Mental Health & Addiction

Even After Overdose, Only 1 in 3 Young Adults Receive OUD Meds

October 3, 2019

By Jenny Eriksen Leary

Bottle of buprenorphine pills, an FDA-approved medication for the treatment of opioid use disorder

Research highlights opportunity to intervene with adolescents, a group who's particularly vulnerable to addiction and overdose.

Young adults have been increasingly affected by the opioid epidemic. Data indicates that national drug overdose deaths nearly quadrupled between 1999 and 2016 in young adults between the ages of 15 and 24 years. As the opioid overdose death toll rises, it’s critical to acknowledge adolescence and young adulthood as an especially vulnerable period for addiction. Experts have suggested that distinct developmental differences predispose adolescents and young adults to substance use disorders that often persist into adulthood — making the age an opportune period for identifying developing substance use disorder and deploying strategic, timely interventions.

“Given that the reward systems are more advanced than inhibitory systems among young adults, it is imperative to engage young adults in treatment as early as possible to help prevent a use disorder or worse,” says Sarah Bagley, MD, a pediatrician and internist at Boston Medical Center (BMC) who specializes in addiction.

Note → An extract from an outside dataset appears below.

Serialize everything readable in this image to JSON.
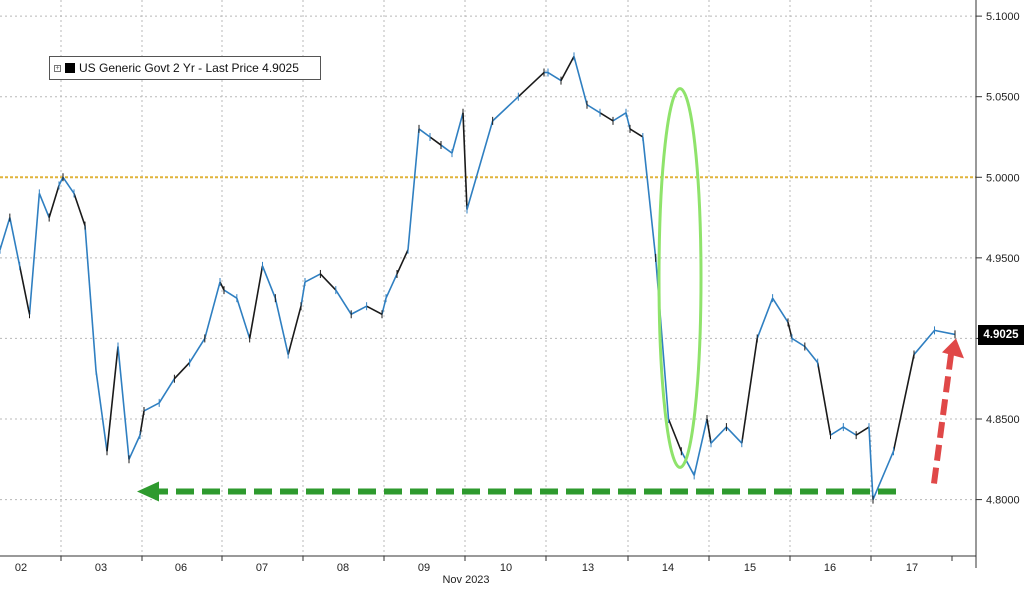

Previous nonfatal opioid overdose is a known risk factor for future overdoses, and research shows that medication is effective at keeping youth engaged in addiction treatment and preventing fatal overdoses. Despite the evidence, medication for opioid use disorder (OUD) remains significantly underprescribed among adolescents whose lives it could help save. According to a new study in the Annals of Emergency Medicine, 2 out of 3 young adults who experienced an opioid overdose did not receive medication afterward.

“It is imperative to engage young adults in treatment as early as possible to help prevent a use disorder or worse”
– Sarah Bagley, MD

Led by researchers at BMC’s Grayken Center for Addiction, including Bagley, and the Massachusetts Department of Public Health (DPH), the study provides important new data that can help increase access and time to medication for opioid use disorder for young adults who survive an overdose.

Researchers conducted the retrospective study from DPH data from January 1, 2012 to December 31, 2014. The study included 15,281 individuals who were 18 to 45 years old and had survived an opioid-related overdose in Massachusetts, as determined by an ICD-9 diagnosis code for opioid poisoning following an ambulance encounter, discharge from the emergency department, or inpatient or outpatient observation discharge.

After their overdose, just 28% of 18- to 21-year-olds received naltrexone, buprenorphine, or methadone — the FDA-approved medications for opioid use disorder — compared to 36% of 22- to 25-year-olds and 26- to 45-year-olds. The median time to treatment was three to five months among all age groups, revealing the opportunity for improvement for engaging people in care promptly.

In addition, the study found that age appears to be a factor in the type of medication administered to treat opioid use disorder. Individuals younger than 25 were more likely to receive naltrexone, which is the least studied of the MOUD drugs and the option with lowest rates of retention. Individuals between 18 and 21 were least likely to receive buprenorphine. The 26- to 45-year-olds were more likely to receive methadone than the other two age groups, despite evidence that methadone has the best retention in treatment.

Additional studies could help clarify how providers and young adults choose a medication for opioid use disorder, including considerations such as insurance coverage and state regulation, and examine the feasibility of initiating medication for opioid use disorder in the emergency department, where people using opioids may first be identified, Bagley and her coauthors say.

“It is important that young adults who survive an overdose have access to medication, including when they are treated in the emergency department or in the hospital or outpatient settings,” says Bagley. “All of these encounters are critical opportunities to engage them in treatment, which can save their life.”